Speaking at an Oliver Tambo lecture in the Western Cape’s Dulah Omar region, Ramaphosa said the sentencing of Willem Oosthuizen and Theo Jackson are the "types of action from our courts, from our justice system that we will be able to demonstrate that we want to obliterate racism from the face of South Africa forever and that this country must be a non-racial country.
This, he said, was what Tambo stood for.
"We must also make sure that non-racism is also practised within our own movement. Within the ANC. We must demonstrate that we have embraced non-racialism completely," he added.
He said the country should reflect on how such hate crimes are possible and what can be done to change such attitudes that give right to them.
"We need to bridge the divide between South Africans by actively promoting engagement and understanding.

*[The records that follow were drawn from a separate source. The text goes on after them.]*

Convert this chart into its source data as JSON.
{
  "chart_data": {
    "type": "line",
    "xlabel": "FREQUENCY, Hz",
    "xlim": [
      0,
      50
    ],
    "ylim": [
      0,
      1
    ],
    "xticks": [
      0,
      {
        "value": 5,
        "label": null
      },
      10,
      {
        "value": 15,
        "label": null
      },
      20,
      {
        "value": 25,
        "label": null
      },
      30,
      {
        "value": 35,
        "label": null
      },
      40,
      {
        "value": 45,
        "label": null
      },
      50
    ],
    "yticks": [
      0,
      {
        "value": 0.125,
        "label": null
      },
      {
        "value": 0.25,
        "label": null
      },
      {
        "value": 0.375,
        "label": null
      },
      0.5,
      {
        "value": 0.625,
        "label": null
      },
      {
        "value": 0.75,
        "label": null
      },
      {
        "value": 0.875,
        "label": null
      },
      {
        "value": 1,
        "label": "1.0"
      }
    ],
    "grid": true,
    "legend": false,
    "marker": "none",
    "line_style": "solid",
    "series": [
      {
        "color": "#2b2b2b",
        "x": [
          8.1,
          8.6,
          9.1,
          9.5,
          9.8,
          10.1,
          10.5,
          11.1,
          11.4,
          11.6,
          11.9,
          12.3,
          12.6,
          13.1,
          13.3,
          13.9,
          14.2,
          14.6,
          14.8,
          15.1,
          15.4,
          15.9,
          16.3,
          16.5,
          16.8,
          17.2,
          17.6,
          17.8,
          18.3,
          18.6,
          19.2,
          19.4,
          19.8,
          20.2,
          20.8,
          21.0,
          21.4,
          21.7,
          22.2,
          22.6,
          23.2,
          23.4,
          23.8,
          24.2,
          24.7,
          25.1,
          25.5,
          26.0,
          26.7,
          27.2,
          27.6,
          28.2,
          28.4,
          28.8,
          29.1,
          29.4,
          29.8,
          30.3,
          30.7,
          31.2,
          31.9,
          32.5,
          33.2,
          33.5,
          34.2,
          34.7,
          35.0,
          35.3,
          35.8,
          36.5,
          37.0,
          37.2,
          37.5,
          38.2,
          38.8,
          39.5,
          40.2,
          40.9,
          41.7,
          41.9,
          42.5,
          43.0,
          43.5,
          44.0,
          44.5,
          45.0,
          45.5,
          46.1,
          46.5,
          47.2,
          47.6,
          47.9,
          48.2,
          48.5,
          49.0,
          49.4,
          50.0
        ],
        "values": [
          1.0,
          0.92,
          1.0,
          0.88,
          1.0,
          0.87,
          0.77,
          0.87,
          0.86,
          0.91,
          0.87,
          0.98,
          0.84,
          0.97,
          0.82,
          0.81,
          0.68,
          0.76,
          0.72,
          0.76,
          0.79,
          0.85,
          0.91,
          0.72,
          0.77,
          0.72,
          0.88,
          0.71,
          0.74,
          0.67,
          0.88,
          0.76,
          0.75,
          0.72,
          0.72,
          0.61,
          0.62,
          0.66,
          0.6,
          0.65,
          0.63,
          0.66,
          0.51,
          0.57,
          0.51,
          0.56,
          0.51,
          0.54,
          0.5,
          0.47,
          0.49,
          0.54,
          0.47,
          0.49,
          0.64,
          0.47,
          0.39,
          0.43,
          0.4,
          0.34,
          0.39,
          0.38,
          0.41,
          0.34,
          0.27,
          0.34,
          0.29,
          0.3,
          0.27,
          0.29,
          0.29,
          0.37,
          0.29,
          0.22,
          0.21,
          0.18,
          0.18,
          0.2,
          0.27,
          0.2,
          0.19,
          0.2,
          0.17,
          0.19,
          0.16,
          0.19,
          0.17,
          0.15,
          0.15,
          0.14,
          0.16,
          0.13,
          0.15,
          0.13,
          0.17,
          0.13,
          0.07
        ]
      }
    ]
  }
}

We need also to bridge the economic divide between South Africans," he said.
The pair, Willem and Theo, were sentenced to 11 and 14 years respectively in the Middleburg Magistrate’s Court on Friday.
They were convicted of assault, attempted murder, kidnapping and intimidation charges for forcing Victor Mlotshwa into a coffin and threatening to pour petrol on him. The coffin was later burnt out and Jackson was also sentenced for defeating the ends of justice.
Judge Segopotje Mphahlele described their conduct as "humiliating and disgusting" when she imposed the sentences, News24 reported earlier.